TEHERAN – Rusia kemudian Iran menghubungkan sistem pembayaran nasional, yang digunakan akan memungkinkan pelancong dari kedua negara untuk menggunakan kartu debit domestik merekan untuk pembelian di dalam Iran atau Rusia, seperti dilaporkan media di area Teheran.
Pada awal pekan kemarin, Gubernur Bank Sentral Iran (CBI), Mohammad-Reza Farzin menggambarkan, hubungan sistem pembayaran Mir Rusia kemudian Shetab Iran sebagai langkah besar menuju kerja sejenis dunia usaha dan juga dedolarisasi , juga memfasilitasi hubungan dunia usaha lalu pariwisata antara kedua negara.
“Proyek menghubungkan sistem pembayaran kedua negara dimulai dengan tujuan menciptakan integrasi di jaringan pembayaran lalu memfasilitasi operasi keuangan antara warga kedua negara,” kata kepala CBI, seperti dikutipkan dari Tehran Times.

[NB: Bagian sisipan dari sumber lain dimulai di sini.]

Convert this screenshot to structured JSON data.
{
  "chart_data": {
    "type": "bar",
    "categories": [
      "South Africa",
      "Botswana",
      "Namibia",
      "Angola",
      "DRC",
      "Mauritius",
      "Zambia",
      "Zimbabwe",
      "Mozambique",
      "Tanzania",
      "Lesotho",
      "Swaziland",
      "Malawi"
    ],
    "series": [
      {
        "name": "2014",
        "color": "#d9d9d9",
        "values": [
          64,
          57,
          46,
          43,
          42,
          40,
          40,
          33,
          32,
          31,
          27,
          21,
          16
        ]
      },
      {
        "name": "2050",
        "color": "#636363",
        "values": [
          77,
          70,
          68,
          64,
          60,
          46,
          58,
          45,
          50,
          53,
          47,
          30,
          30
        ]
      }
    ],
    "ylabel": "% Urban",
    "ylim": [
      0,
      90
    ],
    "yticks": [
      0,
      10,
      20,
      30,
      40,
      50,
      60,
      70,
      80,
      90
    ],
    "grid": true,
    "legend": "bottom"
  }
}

Ia juga memberikan, catatan bahwa proses yang dimaksud akan terdiri dari tiga fase. Menurut Farzin, fase pertama akan memungkinkan warga negara Iran menggunakan kartu perbankan dia di area jaringan ATM Rusia.
“Dengan cara ini, sekarang wisatawan Iran dapat dengan mudah menerima uang kertas rubel dari ATM Rusia menggunakan keseimbangan riyal kartu Shetab mereka,” jelasnya.
Pada fase kedua, warga Rusia akan dapat menarik uang tunai dalam Iran menggunakan kartu bank domestik mereka. Selanjutnya di dalam fase ketiga, kartu Shetab Iran akan dapat diterima pada terminal point-of-sale (POS) yang dimaksud dipasang di dalam toko-toko Rusia.
Sebelumnya Farzin juga mengutarakan, bahwa kesepakatan menghubungkan sistem pembayaran domestik kedua negara telah rampung selama konferensi dengan mitranya dari Rusia, Elvira Nabiullina pada sela-sela Kongres Keuangan Bank of Russia pada St. Petersburg pada bulan Juli.
Sebelumnya diindikasikan bahwa Teheran pada akhirnya dapat mulai menggunakan Mir dengan mitra internasional lainnya. Ibu Kota Rusia kemudian Teheran diketahui sudah pernah meningkatkan kekuatan hubungan pada menghadapi sanksi Barat, meningkatkan kerja sejenis perdagangan kemudian keuangan.
Rusia mulai mengembangkan sistem pembayaran nasionalnya sendiri ketika Amerika Serikat lalu sekutunya berusaha mencapai negara itu dengan sanksi terkait tanah Ukraina pada tahun 2014. Kartu Mir mulai beredar pada Desember 2015.